Venture capitalist, Matthew Ball, has studied the metaverse closely and categorizes the metaverse into eight core features which can be thought of as a stack: hardware, compute, networking, virtual platforms, interchange tools & standards, payment services, and content, services & assets.
It is likely that the metaverse will have waves:
- The first wave: mixed reality hardware offers immersive experiences
- The second wave: fully immersive augmented reality glasses hit the market as the gateway to the metaverse, allowing personal avatars to show up as a hologram to someone else in their physical reality.
As virtual spaces rise and mature, offering the potential of a connected network across all platforms and spaces, this hope is less likely to happen as rivalries continue between the different companies that own these spaces (Apple, Epic..). But the metaverse has so much more to offer than just a connected gaming world, it has the potential to transform just about every industry.
Enterprise applications of the metaverse using VR and AR
- Google glasses allow workers to go hands-free, especially in industries that are heavy in logistics, manufacturing, or collaboration. The glasses can funnel information from the web to layer over your physical reality. Google Meet can even be held on the glasses. Google is continuing to work on projects to advance the glasses to blend physical and virtual realities.

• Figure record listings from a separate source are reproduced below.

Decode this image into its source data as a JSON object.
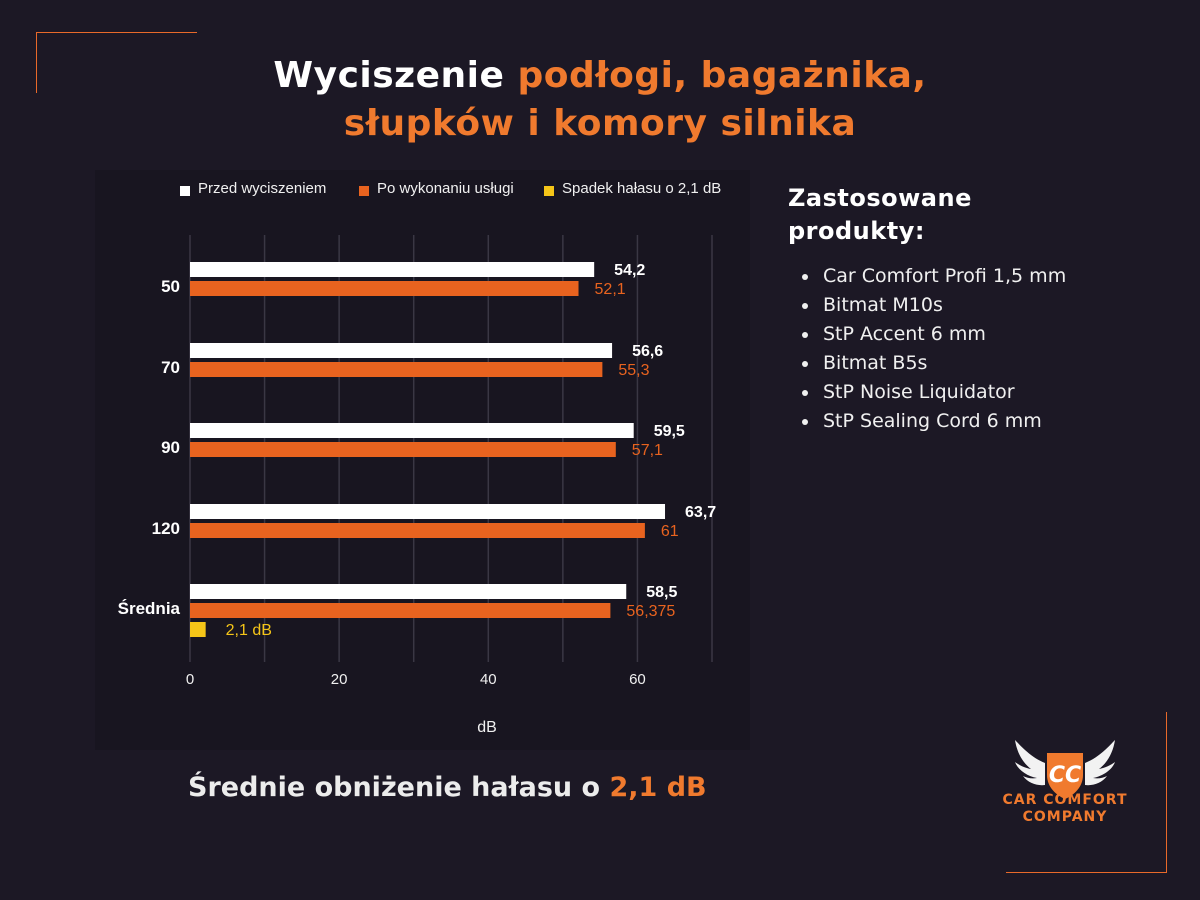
{
  "title": {
    "part1": "Wyciszenie ",
    "part2": "podłogi, bagażnika,",
    "part3": "słupków i komory silnika"
  },
  "colors": {
    "background": "#1c1825",
    "accent": "#f07a2e",
    "before": "#ffffff",
    "after": "#e8631f",
    "drop": "#f5c518"
  },
  "chart_data": {
    "type": "bar",
    "orientation": "horizontal",
    "categories": [
      "50",
      "70",
      "90",
      "120",
      "Średnia"
    ],
    "series": [
      {
        "name": "Przed wyciszeniem",
        "values": [
          54.2,
          56.6,
          59.5,
          63.7,
          58.5
        ],
        "labels": [
          "54,2",
          "56,6",
          "59,5",
          "63,7",
          "58,5"
        ]
      },
      {
        "name": "Po wykonaniu usługi",
        "values": [
          52.1,
          55.3,
          57.1,
          61,
          56.375
        ],
        "labels": [
          "52,1",
          "55,3",
          "57,1",
          "61",
          "56,375"
        ]
      },
      {
        "name": "Spadek hałasu o 2,1 dB",
        "values": [
          null,
          null,
          null,
          null,
          2.1
        ],
        "labels": [
          "",
          "",
          "",
          "",
          "2,1 dB"
        ]
      }
    ],
    "xlabel": "dB",
    "xlim": [
      0,
      70
    ],
    "xticks": [
      0,
      20,
      40,
      60
    ],
    "grid": true,
    "legend": "top"
  },
  "products": {
    "title_line1": "Zastosowane",
    "title_line2": "produkty:",
    "items": [
      "Car Comfort Profi 1,5 mm",
      "Bitmat M10s",
      "StP Accent 6 mm",
      "Bitmat B5s",
      "StP Noise Liquidator",
      "StP Sealing Cord 6 mm"
    ]
  },
  "summary": {
    "text": "Średnie obniżenie hałasu o ",
    "value": "2,1 dB"
  },
  "logo": {
    "monogram": "CC",
    "line1": "CAR COMFORT",
    "line2": "COMPANY"
  }
}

- Meta (Facebook) is investing heavily in AR and VR across devices, and renamed their company, to show the importance of the metaverse in the future. Meta wants to harness the technology to put users directly into other experiences rather than augment the existing reality. They have come out with a VR headset and a VR platform with spaces for work, personal, and events. Meta is also developing a mixed reality (MR) headset that will allow sensors to pick up your surrounding to inject them into your VR experience.
Mixed reality
AR glasses and VR headsets both have limitations. With VR headsets, the user relinquishes their own reality, creating two mental framework that can be disorienting. AR glasses are complicated to get the lighting right as well as ensure the depth and focus are adjusted to the pupil. Therefore, mixed reality might be the best option until fully fledged AR arrives. While Google, Microsoft, Lenovo, Oppo, and Xiaomi work on AR glasses, Qualcomm has come up with chipsets for headsets. They have been building the way to bridge AR devices with phones, which is important for the short-term success of devices. The adoption of Qualcomm’s technology by big players implied that the space is converging around a basic infrastructure.
- Microsoft is offering the best immersive mixed reality experience so far with the HoloLens 2, which uses Microsoft Edge to allow you to do things like open up virtual browser tabs in front of you and reach out and scroll with your fingers.
- Apple is working on a MR headset in the short-term as a precursor to full-fledged AR glasses when. The app store has become a major source of friction as Apple continues to charge a 30% tax on revenues made from apps – which is higher than developers want. Apple has the power to slow things down considerably as it is very strict about operating systems and applications that can be used.
Other metaverse factors
Despite Apple’s efforts, the metaverse will not be owned by a single player. Hardware also plays a big part as it gives users access to the metaverse. Virtual native gaming companies such as Epic, Unity, and Roblox are strong contenders in the metaverse because they are helping thousands of developers build games that are fundamentally virtual. These gaming worlds connect users together in online spaces where digital products can be bought (clothes, skins..) with virtual currency.
Digital twin technology (creating a virtual twin from a physical original) is also gaining in popularity as an extension of the physical world into the metaverse. The number of companies that have launched digital twin simulations with gaming engines like Unity and Epic have increase with the need for remote workers to collaborate. Nvidia, another gaming company, has announced that they are going to build a digital twin of the entire earth, called Earth 2.0, which will be used to simulate and predict climate change. A fully digitalized earth will contribute to the advancement of the metaverse.